Despite the narrowing of my own work focus, I am often approached with projects that go far beyond my own skills and interests. I have several options when an opportunity such as this presents itself. I can turn down the opportunity entirely, though this means a loss of revenue. I can direct the client to another friend or associate who can develop the project, but again I am basically giving away any involvement or control in the project. Finally, I can take on the project and develop a project team that contains the skills necessary to complete the project. This allows me to use my unique skills, generate income and work on projects that I would normally have to decline.

Developing your project team

Of course, putting together a project team can sometimes be more difficult than handling a project on your own.

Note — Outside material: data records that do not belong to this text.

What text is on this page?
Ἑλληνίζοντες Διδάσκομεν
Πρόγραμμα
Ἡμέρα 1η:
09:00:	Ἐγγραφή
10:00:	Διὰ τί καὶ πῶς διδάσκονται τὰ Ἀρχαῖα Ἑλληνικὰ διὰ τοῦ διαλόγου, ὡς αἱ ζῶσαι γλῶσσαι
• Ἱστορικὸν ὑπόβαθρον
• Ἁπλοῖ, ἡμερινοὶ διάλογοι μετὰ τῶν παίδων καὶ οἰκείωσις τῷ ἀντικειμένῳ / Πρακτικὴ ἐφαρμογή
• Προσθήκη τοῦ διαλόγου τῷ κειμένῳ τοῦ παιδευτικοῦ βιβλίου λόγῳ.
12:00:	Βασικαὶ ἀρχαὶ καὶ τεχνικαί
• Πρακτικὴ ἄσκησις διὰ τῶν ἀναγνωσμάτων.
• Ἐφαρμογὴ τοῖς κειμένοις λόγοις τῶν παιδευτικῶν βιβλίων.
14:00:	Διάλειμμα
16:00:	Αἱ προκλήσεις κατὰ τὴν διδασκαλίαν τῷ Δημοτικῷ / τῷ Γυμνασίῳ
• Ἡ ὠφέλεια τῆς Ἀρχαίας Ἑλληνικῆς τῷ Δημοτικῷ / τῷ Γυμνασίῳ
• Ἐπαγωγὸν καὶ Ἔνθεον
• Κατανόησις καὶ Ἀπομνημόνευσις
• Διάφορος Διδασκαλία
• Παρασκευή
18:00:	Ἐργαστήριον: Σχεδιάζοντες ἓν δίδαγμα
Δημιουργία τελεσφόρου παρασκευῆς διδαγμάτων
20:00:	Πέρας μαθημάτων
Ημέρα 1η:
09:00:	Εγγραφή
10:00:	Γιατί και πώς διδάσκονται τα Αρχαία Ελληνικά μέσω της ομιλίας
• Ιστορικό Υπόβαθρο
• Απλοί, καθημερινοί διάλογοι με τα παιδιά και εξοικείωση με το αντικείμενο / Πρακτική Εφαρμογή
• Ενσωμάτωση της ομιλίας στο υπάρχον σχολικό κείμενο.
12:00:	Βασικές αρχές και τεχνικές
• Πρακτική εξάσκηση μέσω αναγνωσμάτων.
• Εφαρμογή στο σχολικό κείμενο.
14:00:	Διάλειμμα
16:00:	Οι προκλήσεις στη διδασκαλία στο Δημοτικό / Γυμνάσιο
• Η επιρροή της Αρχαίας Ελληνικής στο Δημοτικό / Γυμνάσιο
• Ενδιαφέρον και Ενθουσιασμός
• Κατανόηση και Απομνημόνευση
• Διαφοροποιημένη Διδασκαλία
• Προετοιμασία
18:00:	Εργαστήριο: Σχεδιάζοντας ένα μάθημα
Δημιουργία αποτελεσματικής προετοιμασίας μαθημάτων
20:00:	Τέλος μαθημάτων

There are issues regarding management of the project, the members of the team and how they will be paid. That said, if the project is managed well, everyone can benefit.

It is important that you don't wait until you are presented with a project to start developing your team. You don't want the added stress of bringing people together while facing a project deadline. More than likely you already have people with which you would like to work. As you meet new people you should try and maintain contact with those who have skills you could use on future projects. You might want to think of this as developing a virtual company. You may not work with these people everyday, but they will be there when you need them for a specific project.

One odd experience of developing a project team is that you might not always be the boss. Just as you will partner with others to develop projects you run, they should be encouraged to hire you for projects that they are developing. It can be difficult to be both manager and worker, depending on the project, but such arrangements help to keep everyone working.

Reach out to as many people as possible so that you have multiple options when a project presents itself. Since other members of the team will be developing their own projects they might not always be available when you need them. Finding 2 programmers or 2 web designers that you enjoy working with will allow you to continue working on new projects instead of waiting for a partner to become available.

Finally, take the time to learn about the people you bring in as partners. Not everyone can function in such an open environment. Working styles may clash. It is often best to partner for a small, short term project first to test out the partnership. You don't want to start a 6 month project only to find that your partner drives you crazy. Once you have established your compatibility you can move to longer and longer projects. If you go slowly at first you can often avoid major problems down the road

Being an independent high-tech consultant doesn't mean you are forced to work on your own all the time. By developing business relationships with friends and associates you can build a high-tech team that can develop projects much larger than any one person could manage on their own.